Like several other people on this forum I am running into memory issues when trying to compute LOO/WAIC for large datasets. My data has roughly 160,000 observations. The model has three grouping levels, one with 15 categories, one with 16 categories, and one with 240 (15 * 16) categories, along with 5-30 population-level parameters. I am running the model with the usual four chains with 2,000 iterations each and discard 1,000 as burn-in. I am trying to compute LOO/WAIC for model comparison on a machine with 50 Gb memory. Given that I consistently run out of memory before the calculation is done, my question is this: Is there a rule of thumb to calculate how much memory I would need to compute these quantities? I could try to find a machine with more memory. Alternatively, is there a way to calculate the quantities on a subset of the samples?

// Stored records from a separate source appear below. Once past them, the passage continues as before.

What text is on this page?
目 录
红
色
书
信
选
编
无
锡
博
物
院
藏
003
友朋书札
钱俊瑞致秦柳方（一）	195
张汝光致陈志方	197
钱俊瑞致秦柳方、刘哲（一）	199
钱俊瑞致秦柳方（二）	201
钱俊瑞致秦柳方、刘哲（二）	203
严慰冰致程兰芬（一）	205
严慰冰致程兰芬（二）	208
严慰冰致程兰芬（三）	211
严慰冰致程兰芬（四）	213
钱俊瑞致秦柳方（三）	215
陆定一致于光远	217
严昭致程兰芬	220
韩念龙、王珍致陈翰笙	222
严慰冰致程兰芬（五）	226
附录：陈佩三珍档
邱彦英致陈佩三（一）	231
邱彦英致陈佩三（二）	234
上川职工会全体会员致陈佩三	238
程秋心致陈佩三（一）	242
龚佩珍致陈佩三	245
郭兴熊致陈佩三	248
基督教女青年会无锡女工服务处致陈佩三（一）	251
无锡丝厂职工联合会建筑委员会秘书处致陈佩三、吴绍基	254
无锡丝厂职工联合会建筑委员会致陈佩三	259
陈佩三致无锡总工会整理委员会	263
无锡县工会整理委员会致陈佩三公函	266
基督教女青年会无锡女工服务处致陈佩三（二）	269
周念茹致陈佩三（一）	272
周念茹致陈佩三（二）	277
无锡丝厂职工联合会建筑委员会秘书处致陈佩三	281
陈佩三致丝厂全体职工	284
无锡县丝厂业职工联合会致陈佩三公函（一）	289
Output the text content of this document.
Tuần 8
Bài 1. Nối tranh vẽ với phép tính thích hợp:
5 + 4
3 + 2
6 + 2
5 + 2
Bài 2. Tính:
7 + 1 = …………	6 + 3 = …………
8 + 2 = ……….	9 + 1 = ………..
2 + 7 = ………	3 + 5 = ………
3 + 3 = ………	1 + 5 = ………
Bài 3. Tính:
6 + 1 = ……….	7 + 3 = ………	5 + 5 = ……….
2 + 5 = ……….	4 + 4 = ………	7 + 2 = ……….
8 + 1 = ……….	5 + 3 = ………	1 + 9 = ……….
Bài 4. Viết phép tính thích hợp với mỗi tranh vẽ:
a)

This option seems a little more hackish, but I’m running out of ideas. Any help would be greatly appreciated.

Here’s a vignette showing how to calculate loo for large data: Using Leave-one-out cross-validation for large data • loo


@ssp3nc3r already linked to the vignette (which also lists the papers showing that properly made subset LOO is not justified and not hacky)

How many observations you have per group (with unique category combination)? If that is large, and the posterior is not changing much when you leave out just one observation out of 160,000, then it is possible you don’t even need LOO (or WAIC). On average, you have 531 observations per parameter, which is a lot, and 666 observations per each of the 240 categories is a lot, too, but then it matters if some categories have much fewer observations.

1 Like